Su amor por la ciudad lo llevó a ser uno de los 30 artistas que participaron de ‘Vacasquilla’ y decidió narrar la historia de Barranquilla a través de una vaca llamada ‘Sofía’. 'Plasmo símbolos que tienen que ver con la cultura porque yo tomo la ciudad como mía y así quiero que mis hijos sueñen, dedicados a formarse y ser felices'.
El filipino que hizo de Barranquilla su mejor hogar
Cerca de 17 mil kilómetros separan a Filipinas de Barranquilla. Una distancia que hace 30 años decidió recorrer el chef Willy Lanete, procedente de la Isla Marinduque, en territorio asiático.
Lejos de una excusa culinaria, en ese momento su única vocación era el sacerdocio, desconociendo que tiempo después, La Arenosa se convertiría en una cuna familiar y gastronómica.
Willy estuvo en Chocó, Medellín y Bogotá como un misionero religioso a través de una comunidad llamada el Verbo Divino. Solo bastó pisar el municipio de El Banco, Magdalena para conocer a quien hasta hoy es su compañera de vida, una samaria que empezó a sazonar toda una receta de amor llena de apasionantes ingredientes.
Alicia Bravo era gerente de ventas de una empresa de software dirigida a parroquias cuando lo conoció. Gracias a ese idilio que se estaba cocinando, lograron nacer sus dos hijos, Luis y Nicolás en Barranquilla. Desde 1997, decidieron que la ciudad sería su mejor hogar y el recinto de su restaurante: DeliAsia.
Su esposa tenía mucha intriga sobre la cocina filipina. Es allí cuando ambos empiezan a estudiar los platos típicos de la gastronomía oriental, que no solo implica la comida china, sino la del sureste asiático, y de allí se compone el nombre del negocio: delicias de Asia, el cual se ubica en el Caimán del Río, toda una despensa de sabores migrantes.
La Puerta de Oro de Colombia lo ha hecho sentir como en casa. Le aporta tranquilidad, pese a que a veces las altas temperaturas que se han vivido recientemente lo agobien. Nada de eso ha sido excusa. Es aquí donde ejerció su rol como padre, aquel que le ha hecho adentrarse en experiencias inimaginables como pisar un estadio de fútbol.
'Incluso amé el fútbol a través de mis hijos. Me volví hincha de Junior y pisé un estadio por primera vez en el 2011 cuando Junior fue campeón'.
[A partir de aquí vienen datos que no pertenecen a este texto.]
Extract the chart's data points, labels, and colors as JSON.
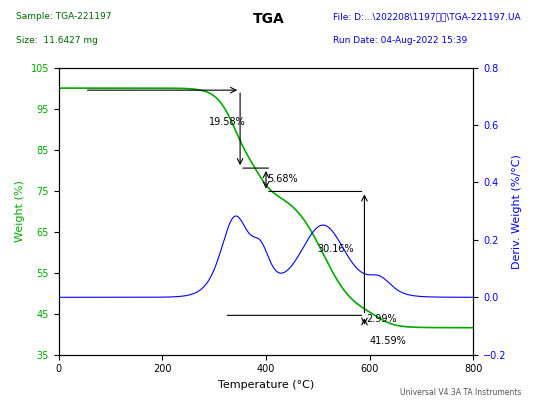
{
  "title": "TGA",
  "sample_label": "Sample: TGA-221197",
  "size_label": "Size:  11.6427 mg",
  "file_label": "File: D:...\\202208\\1197安件\\TGA-221197.UA",
  "date_label": "Run Date: 04-Aug-2022 15:39",
  "footer_label": "Universal V4.3A TA Instruments",
  "xlabel": "Temperature (°C)",
  "ylabel_left": "Weight (%)",
  "ylabel_right": "Deriv. Weight (%/°C)",
  "xlim": [
    0,
    800
  ],
  "ylim_left": [
    35,
    105
  ],
  "ylim_right": [
    -0.2,
    0.8
  ],
  "green_color": "#00AA00",
  "blue_color": "#0000FF",
  "black_color": "#000000",
  "annotation_19_58": "19.58%",
  "annotation_5_68": "5.68%",
  "annotation_30_16": "30.16%",
  "annotation_2_99": "2.99%",
  "annotation_41_59": "41.59%",
  "background_color": "#FFFFFF",
  "grid_color": "#CCCCCC"
}
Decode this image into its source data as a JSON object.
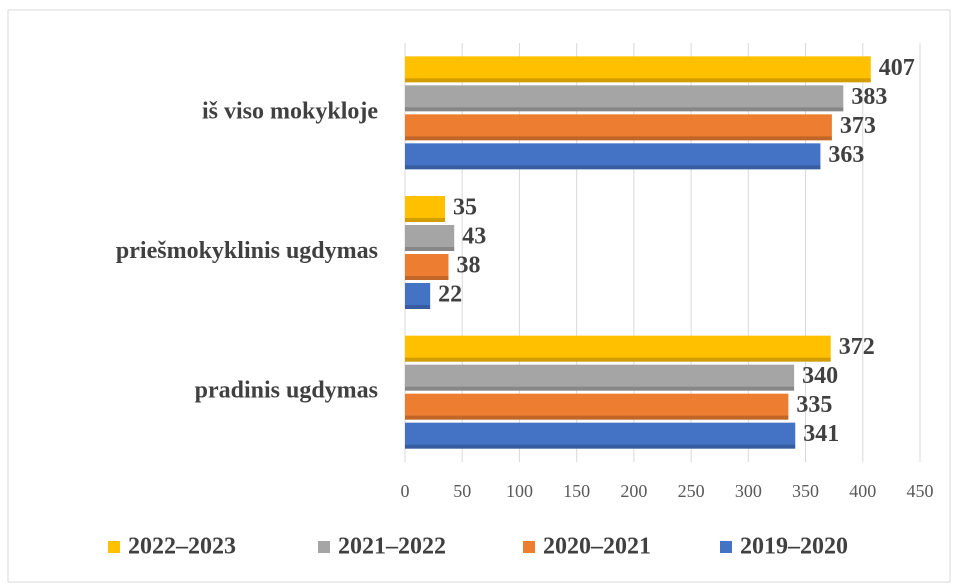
{
  "chart_data": {
    "type": "barh",
    "categories": [
      "iš viso mokykloje",
      "priešmokyklinis ugdymas",
      "pradinis ugdymas"
    ],
    "series": [
      {
        "name": "2022–2023",
        "color": "#ffc000",
        "values": [
          407,
          35,
          372
        ]
      },
      {
        "name": "2021–2022",
        "color": "#a5a5a5",
        "values": [
          383,
          43,
          340
        ]
      },
      {
        "name": "2020–2021",
        "color": "#ed7d31",
        "values": [
          373,
          38,
          335
        ]
      },
      {
        "name": "2019–2020",
        "color": "#4472c4",
        "values": [
          363,
          22,
          341
        ]
      }
    ],
    "xlim": [
      0,
      450
    ],
    "xticks": [
      0,
      50,
      100,
      150,
      200,
      250,
      300,
      350,
      400,
      450
    ],
    "grid": true,
    "legend": "bottom"
  }
}
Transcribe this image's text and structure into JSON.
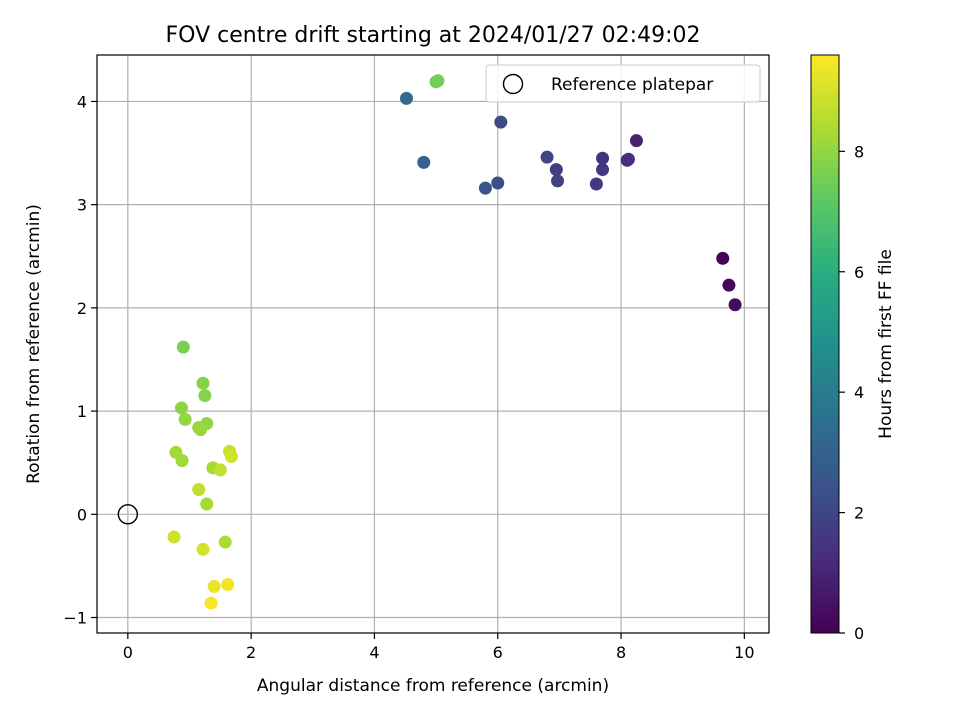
{
  "chart_data": {
    "type": "scatter",
    "title": "FOV centre drift starting at 2024/01/27 02:49:02",
    "xlabel": "Angular distance from reference (arcmin)",
    "ylabel": "Rotation from reference (arcmin)",
    "xlim": [
      -0.5,
      10.4
    ],
    "ylim": [
      -1.15,
      4.45
    ],
    "xticks": [
      0,
      2,
      4,
      6,
      8,
      10
    ],
    "yticks": [
      -1,
      0,
      1,
      2,
      3,
      4
    ],
    "grid": true,
    "legend": {
      "placement": "top-right",
      "entries": [
        "Reference platepar"
      ]
    },
    "reference_point": {
      "name": "Reference platepar",
      "x": 0,
      "y": 0,
      "marker": "hollow-circle"
    },
    "colorbar": {
      "label": "Hours from first FF file",
      "range": [
        0,
        9.6
      ],
      "ticks": [
        0,
        2,
        4,
        6,
        8
      ],
      "colormap": "viridis"
    },
    "points": [
      {
        "x": 9.65,
        "y": 2.48,
        "c": 0.1
      },
      {
        "x": 9.75,
        "y": 2.22,
        "c": 0.2
      },
      {
        "x": 9.85,
        "y": 2.03,
        "c": 0.3
      },
      {
        "x": 8.25,
        "y": 3.62,
        "c": 0.9
      },
      {
        "x": 8.1,
        "y": 3.43,
        "c": 1.1
      },
      {
        "x": 8.12,
        "y": 3.44,
        "c": 1.2
      },
      {
        "x": 7.7,
        "y": 3.45,
        "c": 1.4
      },
      {
        "x": 7.7,
        "y": 3.34,
        "c": 1.5
      },
      {
        "x": 7.6,
        "y": 3.2,
        "c": 1.6
      },
      {
        "x": 6.95,
        "y": 3.34,
        "c": 1.7
      },
      {
        "x": 6.97,
        "y": 3.23,
        "c": 1.8
      },
      {
        "x": 6.8,
        "y": 3.46,
        "c": 1.9
      },
      {
        "x": 6.05,
        "y": 3.8,
        "c": 2.2
      },
      {
        "x": 6.0,
        "y": 3.21,
        "c": 2.3
      },
      {
        "x": 5.8,
        "y": 3.16,
        "c": 2.4
      },
      {
        "x": 4.8,
        "y": 3.41,
        "c": 3.0
      },
      {
        "x": 4.52,
        "y": 4.03,
        "c": 3.3
      },
      {
        "x": 5.0,
        "y": 4.19,
        "c": 7.4
      },
      {
        "x": 5.03,
        "y": 4.2,
        "c": 7.5
      },
      {
        "x": 0.9,
        "y": 1.62,
        "c": 7.6
      },
      {
        "x": 1.22,
        "y": 1.27,
        "c": 7.8
      },
      {
        "x": 1.25,
        "y": 1.15,
        "c": 7.8
      },
      {
        "x": 0.87,
        "y": 1.03,
        "c": 7.9
      },
      {
        "x": 0.93,
        "y": 0.92,
        "c": 8.0
      },
      {
        "x": 1.28,
        "y": 0.88,
        "c": 8.0
      },
      {
        "x": 1.15,
        "y": 0.84,
        "c": 8.1
      },
      {
        "x": 1.18,
        "y": 0.82,
        "c": 8.1
      },
      {
        "x": 0.78,
        "y": 0.6,
        "c": 8.2
      },
      {
        "x": 0.88,
        "y": 0.52,
        "c": 8.2
      },
      {
        "x": 1.38,
        "y": 0.45,
        "c": 8.3
      },
      {
        "x": 1.28,
        "y": 0.1,
        "c": 8.3
      },
      {
        "x": 1.58,
        "y": -0.27,
        "c": 8.4
      },
      {
        "x": 1.5,
        "y": 0.43,
        "c": 8.7
      },
      {
        "x": 1.65,
        "y": 0.61,
        "c": 8.8
      },
      {
        "x": 1.68,
        "y": 0.56,
        "c": 8.9
      },
      {
        "x": 1.15,
        "y": 0.24,
        "c": 8.7
      },
      {
        "x": 0.75,
        "y": -0.22,
        "c": 8.9
      },
      {
        "x": 1.22,
        "y": -0.34,
        "c": 9.0
      },
      {
        "x": 1.4,
        "y": -0.7,
        "c": 9.3
      },
      {
        "x": 1.62,
        "y": -0.68,
        "c": 9.4
      },
      {
        "x": 1.35,
        "y": -0.86,
        "c": 9.5
      }
    ]
  }
}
Sus hijos han sido un regalo de Dios, un disfrute que no tiene comparación, con los que ha podido compartir su pasión por la gastronomía, aquellos que también experimentan con él frente a los fogones. El ingrediente que le faltaba para que su cocción tuviera el toque ideal.
'No solo hay que engendrarlos, sino también criarlos. El amor debe estar en cada etapa de sus vidas'.